Convert JIT output from stack machine to register machine (reference, reference); demonstrate improvement in generated LLVM IR; demonstrate improvement in performance across relevant benchmarks; make necessary improvements to benchmark suite.
- Optimize looping constructs; expose Python-level loops to LLVM's loop optimization passes; avoid allocating objects on the heap in the fast path; be able to bail back to the interpreter seamlessly; make necessary improvements to Python's correctness tests; demonstrate performance improvements across relevant benchmarks.
- Develop tools for exposing JIT data to developers for performance debugging; annotate source code with gathered types; annotate source code with bail sites; enable developers to answer the questions, "how do I make this application faster?", "why did my application slow down?"; integrate with existing tools like cProfile, or develop new tools as appropriate.
Develop a comprehensive suite of fuzz testing tools for Python.
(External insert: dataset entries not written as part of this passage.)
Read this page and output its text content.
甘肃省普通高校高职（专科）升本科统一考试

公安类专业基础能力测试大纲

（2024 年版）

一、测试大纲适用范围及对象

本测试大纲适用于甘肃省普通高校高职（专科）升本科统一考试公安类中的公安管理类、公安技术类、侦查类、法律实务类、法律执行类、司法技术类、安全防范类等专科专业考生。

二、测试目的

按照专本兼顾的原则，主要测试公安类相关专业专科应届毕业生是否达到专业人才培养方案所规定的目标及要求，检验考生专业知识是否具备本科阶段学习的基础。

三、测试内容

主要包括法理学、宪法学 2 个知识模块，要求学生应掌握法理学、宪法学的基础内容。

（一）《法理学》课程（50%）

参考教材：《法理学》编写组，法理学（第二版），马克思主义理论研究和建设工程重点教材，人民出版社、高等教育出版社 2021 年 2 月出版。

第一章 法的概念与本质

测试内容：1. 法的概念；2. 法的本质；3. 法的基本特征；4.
Fuzz testing is an important tool for stressing a compiler. With the addition of a JIT compiler to Python 3, fuzz testing is more important than ever. The student will evaluate the existing Python fuzz testing tools and extend them when needed: pyfuzz for source-level fuzzing, fusil for API fuzzing. The student will develop a new fuzzer for CPython bytecode to stress-test the bytecode->x86 JIT compiler (reference). The student will set up an automated system for continuously fuzzing a given CPython binary, along the lines of the current CPython buildbot system, including some kind of dashboard to display the results. The student will fix any bugs discovered by the fuzzing tools.